For all the PM’s blather of ‘most exciting times’ etc., the government’s campaign has failed to engage the electorate’s imagination. Bill Shorten sounds like a statesman who has just met an autocue for the first time. And these are our chief contenders. How sad
Somewhere, in a warehouse in Adelaide, as some usually sensible and sober-minded people insist, there sit bundles of Labor how-to-vote cards preferencing Nick Xenophon Team candidates for the House of Representatives in South Australia over the Liberals. In back rooms in Melbourne, the same people will tell you, there are Liberal how-to-votes that preference the Greens ahead of Labor in the embattled David Feeney’s seat of Batman, in Bob Hawke’s old seat of Wills, and in Michael Danby’s electorate of Melbourne Ports.
If one set appears on polling day, the other will be ready to hit the booths within half an hour, or so they say.

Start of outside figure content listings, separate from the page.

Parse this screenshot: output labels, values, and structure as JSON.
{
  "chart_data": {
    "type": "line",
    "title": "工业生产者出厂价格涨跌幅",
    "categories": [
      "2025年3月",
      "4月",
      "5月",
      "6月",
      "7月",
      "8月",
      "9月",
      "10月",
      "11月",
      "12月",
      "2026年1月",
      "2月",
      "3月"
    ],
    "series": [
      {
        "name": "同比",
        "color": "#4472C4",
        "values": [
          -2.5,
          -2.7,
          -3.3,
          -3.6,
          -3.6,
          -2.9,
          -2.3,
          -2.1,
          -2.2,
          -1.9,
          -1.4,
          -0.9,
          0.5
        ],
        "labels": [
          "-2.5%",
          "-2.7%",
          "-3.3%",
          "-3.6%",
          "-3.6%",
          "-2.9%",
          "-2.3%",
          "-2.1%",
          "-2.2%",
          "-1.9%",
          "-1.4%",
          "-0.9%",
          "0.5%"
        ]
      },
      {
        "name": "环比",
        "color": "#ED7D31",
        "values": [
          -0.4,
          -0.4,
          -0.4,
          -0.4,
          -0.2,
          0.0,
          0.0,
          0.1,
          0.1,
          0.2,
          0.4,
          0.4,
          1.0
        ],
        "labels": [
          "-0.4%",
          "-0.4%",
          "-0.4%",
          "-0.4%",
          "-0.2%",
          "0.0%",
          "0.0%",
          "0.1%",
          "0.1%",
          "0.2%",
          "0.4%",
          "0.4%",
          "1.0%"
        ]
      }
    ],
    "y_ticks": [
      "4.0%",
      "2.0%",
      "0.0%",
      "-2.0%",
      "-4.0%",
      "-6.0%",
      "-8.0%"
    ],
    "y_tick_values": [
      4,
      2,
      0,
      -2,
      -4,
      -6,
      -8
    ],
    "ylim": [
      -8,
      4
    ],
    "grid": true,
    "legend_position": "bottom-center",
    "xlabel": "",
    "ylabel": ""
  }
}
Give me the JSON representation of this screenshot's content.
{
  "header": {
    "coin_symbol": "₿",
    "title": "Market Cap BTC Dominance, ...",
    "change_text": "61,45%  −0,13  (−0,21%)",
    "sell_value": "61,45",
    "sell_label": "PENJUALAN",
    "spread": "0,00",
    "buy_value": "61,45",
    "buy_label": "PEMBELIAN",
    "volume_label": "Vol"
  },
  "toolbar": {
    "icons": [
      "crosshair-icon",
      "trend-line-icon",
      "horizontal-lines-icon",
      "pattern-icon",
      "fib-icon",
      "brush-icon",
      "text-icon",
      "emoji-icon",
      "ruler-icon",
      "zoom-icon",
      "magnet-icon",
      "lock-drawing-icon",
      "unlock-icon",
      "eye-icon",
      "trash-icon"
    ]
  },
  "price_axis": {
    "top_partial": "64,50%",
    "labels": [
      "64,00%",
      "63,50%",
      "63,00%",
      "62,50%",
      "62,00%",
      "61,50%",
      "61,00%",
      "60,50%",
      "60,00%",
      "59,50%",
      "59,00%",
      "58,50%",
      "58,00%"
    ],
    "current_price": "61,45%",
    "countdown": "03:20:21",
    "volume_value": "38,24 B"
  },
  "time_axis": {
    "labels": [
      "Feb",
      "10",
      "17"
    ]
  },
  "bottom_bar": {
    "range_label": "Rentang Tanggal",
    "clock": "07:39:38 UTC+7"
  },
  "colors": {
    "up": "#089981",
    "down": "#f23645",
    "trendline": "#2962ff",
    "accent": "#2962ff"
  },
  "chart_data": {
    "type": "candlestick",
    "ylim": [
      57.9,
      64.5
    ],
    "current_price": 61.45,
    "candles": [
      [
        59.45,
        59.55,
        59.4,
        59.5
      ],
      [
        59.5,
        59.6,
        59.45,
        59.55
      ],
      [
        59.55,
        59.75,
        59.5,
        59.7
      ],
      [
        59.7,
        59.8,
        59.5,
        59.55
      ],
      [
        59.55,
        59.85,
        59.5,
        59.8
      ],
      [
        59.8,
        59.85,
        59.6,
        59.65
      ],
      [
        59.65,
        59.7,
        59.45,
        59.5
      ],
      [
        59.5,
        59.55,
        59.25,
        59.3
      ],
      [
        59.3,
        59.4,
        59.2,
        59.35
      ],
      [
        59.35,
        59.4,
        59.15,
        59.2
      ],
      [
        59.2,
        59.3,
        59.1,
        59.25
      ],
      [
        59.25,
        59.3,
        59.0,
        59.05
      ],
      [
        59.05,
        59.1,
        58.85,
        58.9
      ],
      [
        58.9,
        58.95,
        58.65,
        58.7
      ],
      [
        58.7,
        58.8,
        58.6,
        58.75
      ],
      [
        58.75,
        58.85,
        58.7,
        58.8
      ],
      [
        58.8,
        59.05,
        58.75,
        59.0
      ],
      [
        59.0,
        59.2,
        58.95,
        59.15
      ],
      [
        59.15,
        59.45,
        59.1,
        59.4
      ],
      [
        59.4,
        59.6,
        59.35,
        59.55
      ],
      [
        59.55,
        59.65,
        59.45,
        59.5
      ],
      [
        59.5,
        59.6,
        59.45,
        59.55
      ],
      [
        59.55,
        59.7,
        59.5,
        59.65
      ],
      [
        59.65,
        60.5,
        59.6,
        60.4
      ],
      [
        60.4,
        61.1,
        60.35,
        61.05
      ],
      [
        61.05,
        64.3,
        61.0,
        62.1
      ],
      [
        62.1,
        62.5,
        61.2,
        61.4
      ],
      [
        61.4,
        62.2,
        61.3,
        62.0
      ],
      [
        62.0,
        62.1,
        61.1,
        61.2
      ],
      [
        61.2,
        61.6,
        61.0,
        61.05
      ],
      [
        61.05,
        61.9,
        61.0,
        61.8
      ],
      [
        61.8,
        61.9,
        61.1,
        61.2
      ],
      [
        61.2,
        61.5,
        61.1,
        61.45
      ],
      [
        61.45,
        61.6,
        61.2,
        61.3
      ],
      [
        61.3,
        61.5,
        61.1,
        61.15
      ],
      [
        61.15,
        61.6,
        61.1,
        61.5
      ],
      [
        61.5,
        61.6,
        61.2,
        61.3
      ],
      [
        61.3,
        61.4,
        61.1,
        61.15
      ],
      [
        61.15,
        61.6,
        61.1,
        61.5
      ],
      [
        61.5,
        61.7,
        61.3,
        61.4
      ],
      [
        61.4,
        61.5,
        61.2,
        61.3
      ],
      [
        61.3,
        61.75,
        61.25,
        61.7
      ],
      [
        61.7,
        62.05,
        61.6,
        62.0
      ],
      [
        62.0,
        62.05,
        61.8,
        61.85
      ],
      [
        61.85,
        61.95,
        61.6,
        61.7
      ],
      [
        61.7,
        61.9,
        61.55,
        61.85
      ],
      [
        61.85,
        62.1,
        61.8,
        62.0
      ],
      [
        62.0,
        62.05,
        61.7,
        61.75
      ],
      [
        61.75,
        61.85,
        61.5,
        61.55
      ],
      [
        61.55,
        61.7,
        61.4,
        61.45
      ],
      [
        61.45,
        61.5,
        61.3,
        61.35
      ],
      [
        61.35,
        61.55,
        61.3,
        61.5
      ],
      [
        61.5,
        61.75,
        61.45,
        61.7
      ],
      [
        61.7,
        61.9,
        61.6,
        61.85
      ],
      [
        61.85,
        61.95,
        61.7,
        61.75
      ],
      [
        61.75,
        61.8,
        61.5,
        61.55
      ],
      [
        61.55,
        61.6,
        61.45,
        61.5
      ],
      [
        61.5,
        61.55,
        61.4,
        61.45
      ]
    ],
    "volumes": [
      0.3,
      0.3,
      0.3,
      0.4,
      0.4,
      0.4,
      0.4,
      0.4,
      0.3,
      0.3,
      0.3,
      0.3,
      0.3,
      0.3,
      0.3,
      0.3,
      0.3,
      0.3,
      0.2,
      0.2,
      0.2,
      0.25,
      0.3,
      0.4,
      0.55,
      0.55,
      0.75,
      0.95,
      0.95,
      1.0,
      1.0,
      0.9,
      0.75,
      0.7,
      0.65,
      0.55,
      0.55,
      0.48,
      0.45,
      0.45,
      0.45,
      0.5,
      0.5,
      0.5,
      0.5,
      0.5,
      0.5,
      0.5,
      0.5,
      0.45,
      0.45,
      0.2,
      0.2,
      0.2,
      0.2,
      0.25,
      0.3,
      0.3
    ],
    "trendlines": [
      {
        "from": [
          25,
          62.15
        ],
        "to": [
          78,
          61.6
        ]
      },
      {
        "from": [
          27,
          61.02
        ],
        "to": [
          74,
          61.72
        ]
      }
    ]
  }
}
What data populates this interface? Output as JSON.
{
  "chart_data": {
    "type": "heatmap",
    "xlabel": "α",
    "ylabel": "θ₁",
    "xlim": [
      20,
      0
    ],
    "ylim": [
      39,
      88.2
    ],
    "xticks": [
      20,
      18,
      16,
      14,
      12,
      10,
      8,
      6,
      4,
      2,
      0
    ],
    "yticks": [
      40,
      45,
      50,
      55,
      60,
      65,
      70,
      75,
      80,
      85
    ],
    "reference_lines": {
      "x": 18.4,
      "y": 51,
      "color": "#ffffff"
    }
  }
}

The folk telling the yarn have even come up with a suitably melodramatic name for the whole exercise: shooting the hostages.
For all the Prime Minister’s talk of most exciting times, the government’s campaign has failed to engage the electorate’s imagination. Bill Shorten’s attempts to sound like a statesman have come across more like initial sessions with an autocue. He’s got the words out without any eye flicker, but barely managed any modulation in his voice as he has been too engaged in the effort of everything else. What he has said doesn’t bear too close an examination, either. Much of it has either been platitudes or porkies of “the dog eat my homework” standard.
Both parties are bracing for a backlash. A backlash of a most extraordinary kind. The Coalition is terrified Tony Windsor and Rob Oakeshott will be rehabilitated. That’s two seats down.
Labor is terrified of the Furry Friends. One Green in the lower house is a novelty. Two starts to set a pattern. Three doesn’t bear thinking about.
And then there’s South Australia, where the mood of the electorate is as rational as the economic policies its state governments have pursued for the past half-century.
Some of the opposition leader’s inner circle may have already privately conceded defeat and decided to position themselves early before the recriminations begin. But there is no certainty for the government, despite displays of quiet confidence.
A hung parliament remains a real possibility. Shooting the hostages might be the only comfort the major parties have.